His father began to speak but a wheezing cough welled up in his lungs. He struggled to clear it while his family looked on uncomfortably, powerless to help. Recovering, he started to speak but Sheonagh held up her hand for silence.
“Nearly there,” she pointed to the brow of a hill where the road rose then disappeared. Beyond it a cluster of streets, buildings made from thick cut slabs of grey stone, could be seen.
It took only a few minutes to reach the verges. The sensation of walking on concrete again was strange to Jack. How wonderfully solid the ground was. No longer had he to battle with the reluctant mud to make his next step.
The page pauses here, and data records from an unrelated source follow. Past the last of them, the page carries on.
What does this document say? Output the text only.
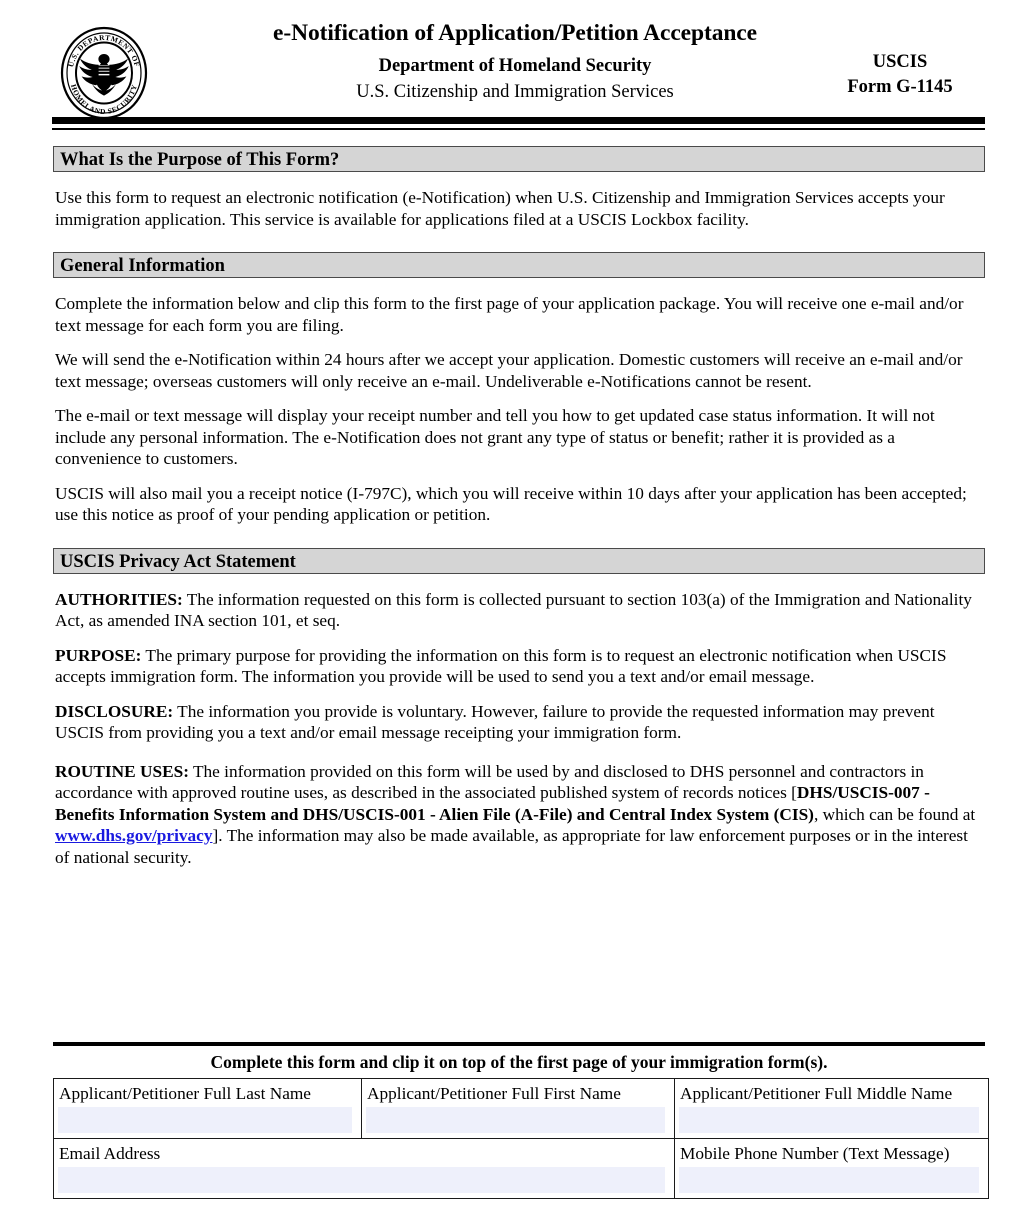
U.S. DEPARTMENT OF
HOMELAND SECURITY
e-Notification of Application/Petition Acceptance
Department of Homeland Security
U.S. Citizenship and Immigration Services
USCIS
Form G-1145
What Is the Purpose of This Form?

Use this form to request an electronic notification (e-Notification) when U.S. Citizenship and Immigration Services accepts your immigration application. This service is available for applications filed at a USCIS Lockbox facility.

General Information

Complete the information below and clip this form to the first page of your application package. You will receive one e-mail and/or text message for each form you are filing.

We will send the e-Notification within 24 hours after we accept your application. Domestic customers will receive an e-mail and/or text message; overseas customers will only receive an e-mail. Undeliverable e-Notifications cannot be resent.

The e-mail or text message will display your receipt number and tell you how to get updated case status information. It will not include any personal information. The e-Notification does not grant any type of status or benefit; rather it is provided as a convenience to customers.

USCIS will also mail you a receipt notice (I-797C), which you will receive within 10 days after your application has been accepted; use this notice as proof of your pending application or petition.

USCIS Privacy Act Statement

AUTHORITIES: The information requested on this form is collected pursuant to section 103(a) of the Immigration and Nationality Act, as amended INA section 101, et seq.

PURPOSE: The primary purpose for providing the information on this form is to request an electronic notification when USCIS accepts immigration form. The information you provide will be used to send you a text and/or email message.

DISCLOSURE: The information you provide is voluntary. However, failure to provide the requested information may prevent USCIS from providing you a text and/or email message receipting your immigration form.

ROUTINE USES: The information provided on this form will be used by and disclosed to DHS personnel and contractors in accordance with approved routine uses, as described in the associated published system of records notices [DHS/USCIS-007 - Benefits Information System and DHS/USCIS-001 - Alien File (A-File) and Central Index System (CIS), which can be found at www.dhs.gov/privacy]. The information may also be made available, as appropriate for law enforcement purposes or in the interest of national security.

Complete this form and clip it on top of the first page of your immigration form(s).
Applicant/Petitioner Full Last Name	Applicant/Petitioner Full First Name	Applicant/Petitioner Full Middle Name

Email Address		Mobile Phone Number (Text Message)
Spurred on by the thought of food and dry feet, the party forged onward, passing the metal sign welcoming them to the town. If the strange appearance of this party, their ragged clothes and mud-soaked faces had attracted the interest of the locals, then they had the good sense to hide it as the four marched into the town. They could see the rail line cutting through the cobbled streets. A parade of shops – a tempting selection of tearooms and bakeries – caught Jack’s eye.
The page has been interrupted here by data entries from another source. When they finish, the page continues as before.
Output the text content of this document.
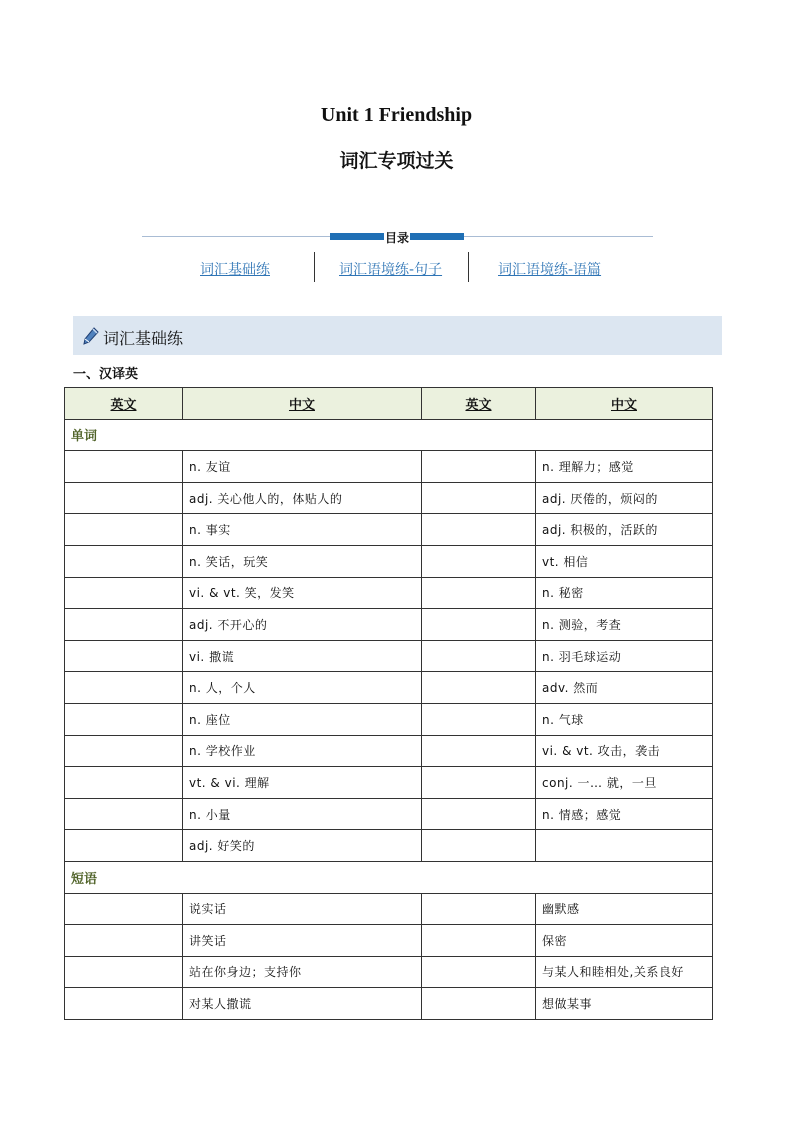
Unit 1 Friendship
词汇专项过关
目录
词汇基础练	词汇语境练-句子	词汇语境练-语篇
词汇基础练
一、汉译英
英文	中文	英文	中文
单词			
	n. 友谊		n. 理解力；感觉
	adj. 关心他人的，体贴人的		adj. 厌倦的，烦闷的
	n. 事实		adj. 积极的，活跃的
	n. 笑话，玩笑		vt. 相信
	vi. & vt. 笑，发笑		n. 秘密
	adj. 不开心的		n. 测验，考查
	vi. 撒谎		n. 羽毛球运动
	n. 人，个人		adv. 然而
	n. 座位		n. 气球
	n. 学校作业		vi. & vt. 攻击，袭击
	vt. & vi. 理解		conj. 一… 就，一旦
	n. 小量		n. 情感；感觉
	adj. 好笑的		
短语			
	说实话		幽默感
	讲笑话		保密
	站在你身边；支持你		与某人和睦相处,关系良好
	对某人撒谎		想做某事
But Sheonagh intervened. Ignoring their protests, she marched them to the station.
“Not safe here. The sooner you are on the train, the better.”
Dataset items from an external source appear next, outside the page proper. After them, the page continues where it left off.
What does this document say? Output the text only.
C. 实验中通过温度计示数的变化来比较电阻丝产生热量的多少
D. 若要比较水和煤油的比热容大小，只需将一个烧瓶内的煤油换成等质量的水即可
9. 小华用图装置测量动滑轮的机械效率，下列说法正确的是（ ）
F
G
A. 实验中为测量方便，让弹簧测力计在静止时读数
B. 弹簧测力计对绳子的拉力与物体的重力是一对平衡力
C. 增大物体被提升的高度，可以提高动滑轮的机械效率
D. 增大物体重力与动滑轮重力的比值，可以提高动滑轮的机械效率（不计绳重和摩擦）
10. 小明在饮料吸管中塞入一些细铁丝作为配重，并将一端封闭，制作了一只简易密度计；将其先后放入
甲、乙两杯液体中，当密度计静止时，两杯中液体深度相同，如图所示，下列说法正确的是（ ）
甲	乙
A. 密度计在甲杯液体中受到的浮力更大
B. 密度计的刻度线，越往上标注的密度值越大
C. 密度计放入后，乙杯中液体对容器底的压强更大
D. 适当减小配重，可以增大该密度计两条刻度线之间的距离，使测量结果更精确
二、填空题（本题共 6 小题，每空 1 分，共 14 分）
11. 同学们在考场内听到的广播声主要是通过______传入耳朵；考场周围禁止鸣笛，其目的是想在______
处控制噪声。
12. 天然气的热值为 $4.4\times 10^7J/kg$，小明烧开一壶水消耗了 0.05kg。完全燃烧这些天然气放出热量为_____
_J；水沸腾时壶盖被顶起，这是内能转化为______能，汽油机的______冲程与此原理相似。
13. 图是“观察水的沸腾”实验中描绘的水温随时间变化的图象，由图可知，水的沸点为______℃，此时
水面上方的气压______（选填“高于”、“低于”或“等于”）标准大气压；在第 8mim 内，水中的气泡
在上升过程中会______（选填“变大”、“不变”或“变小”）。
“Twenty past,” said Saira after inspecting the board. “There’s one in twelve minutes. It will take us directly to Edinburgh.”
The family collapsed on a bench facing the tracks. Not Sheonagh, who continued to stand.
“You’ll be safe enough from here,” the finality of her tone alerted Jack and Saira, who had not been privy to the earlier conversation with Strang, to her intentions. “Need to keep a low profile. New clothes when you get to the city but spend no more time than you need to. I’d keep moving for the next year if I were you, maybe the next two. If you manage to avoid them you might survive for another five or six years.”
“Sheonagh –” Strang did not know what to say.
“S’alright. I didn’t have to help you. But then you didn’t ask me for anything, so that makes us even.”
“Will you not come with us? If those men are as serious as you say, they’ll come looking for you as well.”
The older woman snorted. “Let them. I’d like to have a crack at them again. This is my land, no-one will drive me off it.”
A distant rattle became the thunder of metal wheels grinding the track. If Saira had not known better she would have said Sheonagh’s shoulders shuddered as the roaring engine closed in on the station. She knew no fear of danger or death but something about the train with its coaches, its clanking cog wheels, the crackle and hiss of the electric cables overhead – unsettled her greatly.
As the father boarded the carriage, Sheonagh grabbed Jack’s arm and held it. “You’ve seen him haven’t you boy? That savage. I can tell that you have – you have his smell on your clothes. Let me tell you now – whatever he has promised you, whatever help he appears to have offered – he can’t be trusted.”
But before he could respond, she had pulled away and moved to the edge of the platform, standing erect and proud as ever.